Juan Fraile, a researcher at the Institut de Neurociencies and the first author of the article, with which he begins his PhD, explains, “That is why we decided to deepen the study of the alterations that could be occurring in the liver and in the liver-brain relationship, which has been rarely studied until now.” “The histopathological evaluation of the control mice samples also provided new data regarding the aging process.” Professor Josep Reig-Vilallonga adds, “Hepatic steatosis was the distinguishing feature in the livers of these animals, and in the male sex it was associated with obesity.”
It is common knowledge that the liver cleans the b-amyloid protein that builds up in Alzheimer’s patients’ brains. It is also possible that these two organs can talk to each other about inflammation through pro-inflammatory factors.
This is especially crucial as we get older because the blood-brain barrier becomes more permeable, allowing the brain and the periphery to come closer together. The liver becomes saturated as a result of its detoxification function, which worsens neuroinflammation and oxidative stress in the nervous system and increases inflammation and oxidative stress.
In addition, the research team demonstrates that, in addition to age, sex (male) and isolation—especially when unwelcome—have an impact on the progression of hepatomegaly, oxidative stress, and inflammation, which in turn has a negative impact on the disease’s prognosis.
Dr. Giménez-Llort elaborates, “The liver-brain axis alterations and liver dysfunction observed in the diseased animals in our study open new paths to understanding the systemic aspects of this complex disease and facilitate the identification of potential targets for further research, including the perspective of sex/gender and the impact of loneliness.” “The liver-brain axis alterations and liver dysfunction observed in the diseased animals in our study”
The authors come to the conclusion that in Alzheimer’s disease research, hepatic oxy-inflammation and neophobia are potential targets for systems integration. These targets include intrinsic factors like genotype and sex and extrinsic factors like social conditions.

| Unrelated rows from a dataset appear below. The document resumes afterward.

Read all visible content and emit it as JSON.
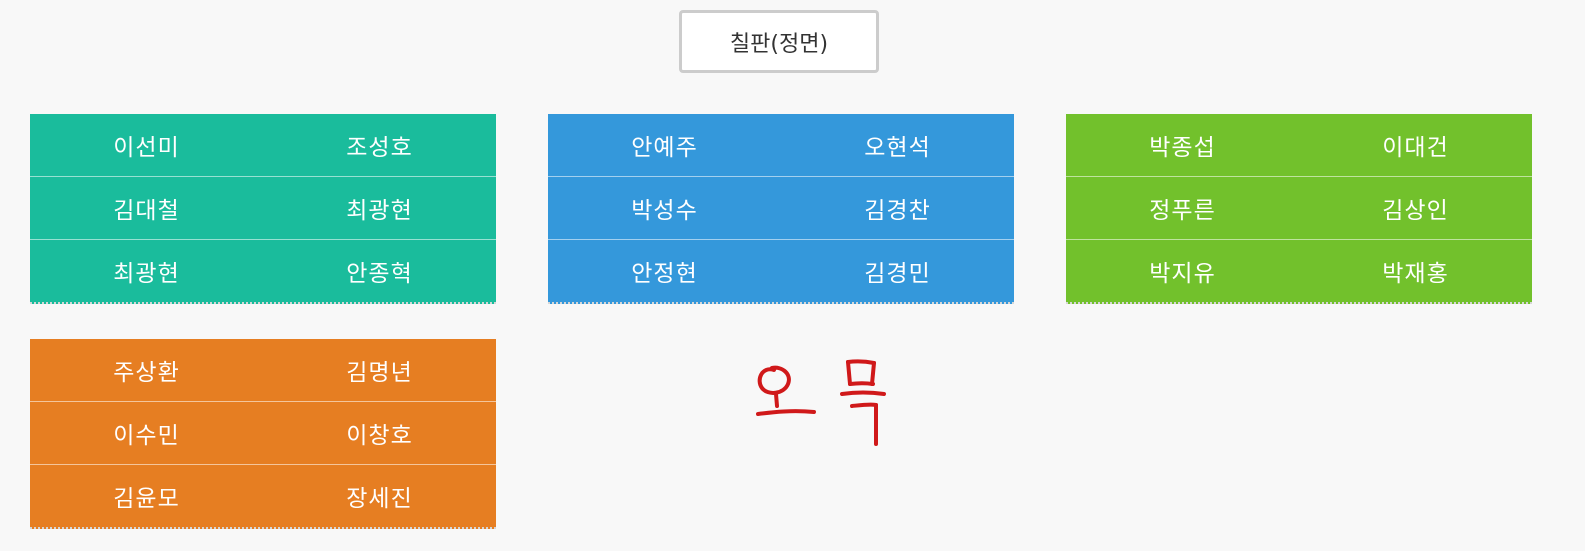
{
  "board_label": "칠판(정면)",
  "colors": {
    "teal": "#1abc9c",
    "blue": "#3498db",
    "green": "#72c12c",
    "orange": "#e67e22",
    "handwriting": "#d0191a"
  },
  "groups": [
    {
      "name": "teal",
      "rows": [
        [
          "이선미",
          "조성호"
        ],
        [
          "김대철",
          "최광현"
        ],
        [
          "최광현",
          "안종혁"
        ]
      ]
    },
    {
      "name": "blue",
      "rows": [
        [
          "안예주",
          "오현석"
        ],
        [
          "박성수",
          "김경찬"
        ],
        [
          "안정현",
          "김경민"
        ]
      ]
    },
    {
      "name": "green",
      "rows": [
        [
          "박종섭",
          "이대건"
        ],
        [
          "정푸른",
          "김상인"
        ],
        [
          "박지유",
          "박재홍"
        ]
      ]
    },
    {
      "name": "orange",
      "rows": [
        [
          "주상환",
          "김명년"
        ],
        [
          "이수민",
          "이창호"
        ],
        [
          "김윤모",
          "장세진"
        ]
      ]
    }
  ],
  "handwritten_note": "오목"
}
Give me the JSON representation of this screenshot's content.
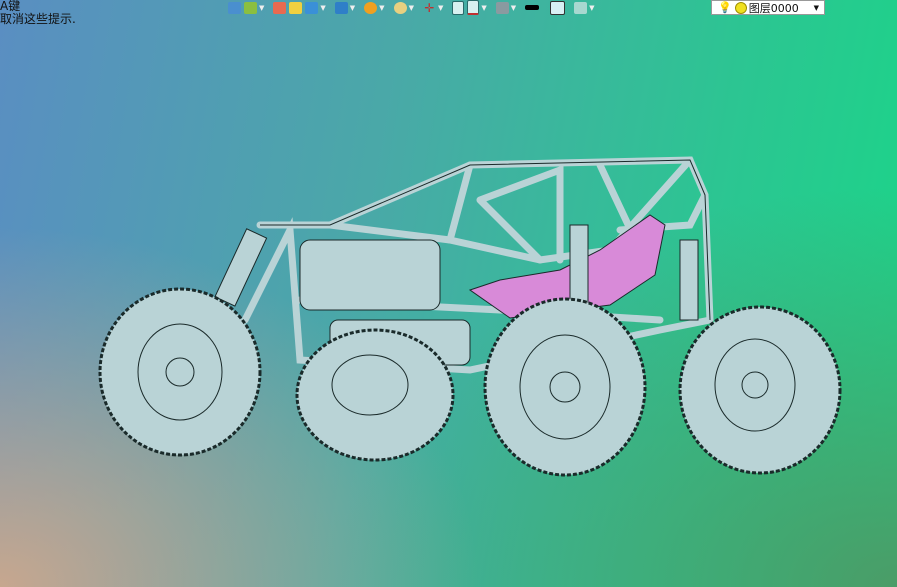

The study highlights the necessity of expanding the scope of research beyond the brain to include the influence of peripheral organs and systemic factors. It also represents a significant advance in our understanding of Alzheimer’s disease.
As Potential Liver-Brain Axis Targets for Alzheimer’s Disease and Aging, with Strong Sensitivity to Sex, Isolation, and Obesity, Hepatic Oxi-Inflammation and Neophobia Research on Alzheimer’s disease (AD) has traditionally focused on the changes that take place in the brain and the intra- and extracellular neuropathological hallmarks that go along with them.
However, the oxi-inflammation hypothesis of aging may also play a role in neuroimmunoendocrine dysregulation and the pathophysiology of the disease. Due to its role in regulating metabolism and supporting the immune system, the liver emerges as a target organ in this hypothesis. Hepatocellular oxidative stress (decreased glutathione peroxidase and increased glutathione reductase enzymatic activities) and inflammation (increased IL-6 and TNF) are characterized as hallmarks of hepatic dysfunction in 16-month-old male and female 3xTg-AD mice at advanced stages of the disease in comparison to age- and sex-matched non-transgenic (NTg) counterparts in the current study.
In addition, behavioral (increased neophobia) and HPA axis correlations that were enhanced under forced isolation revealed alterations in the liver–brain axis.
Sex (male) and natural or forced isolation were all associated with worse hepatomegaly, oxidative stress, and inflammation progression in all cases. Additionally, older male NTg mice with obesity had a higher steatosis grade.
More research is being done to see if these changes could be linked to a worse prognosis for the disease and to identify integrative system targets for AD research.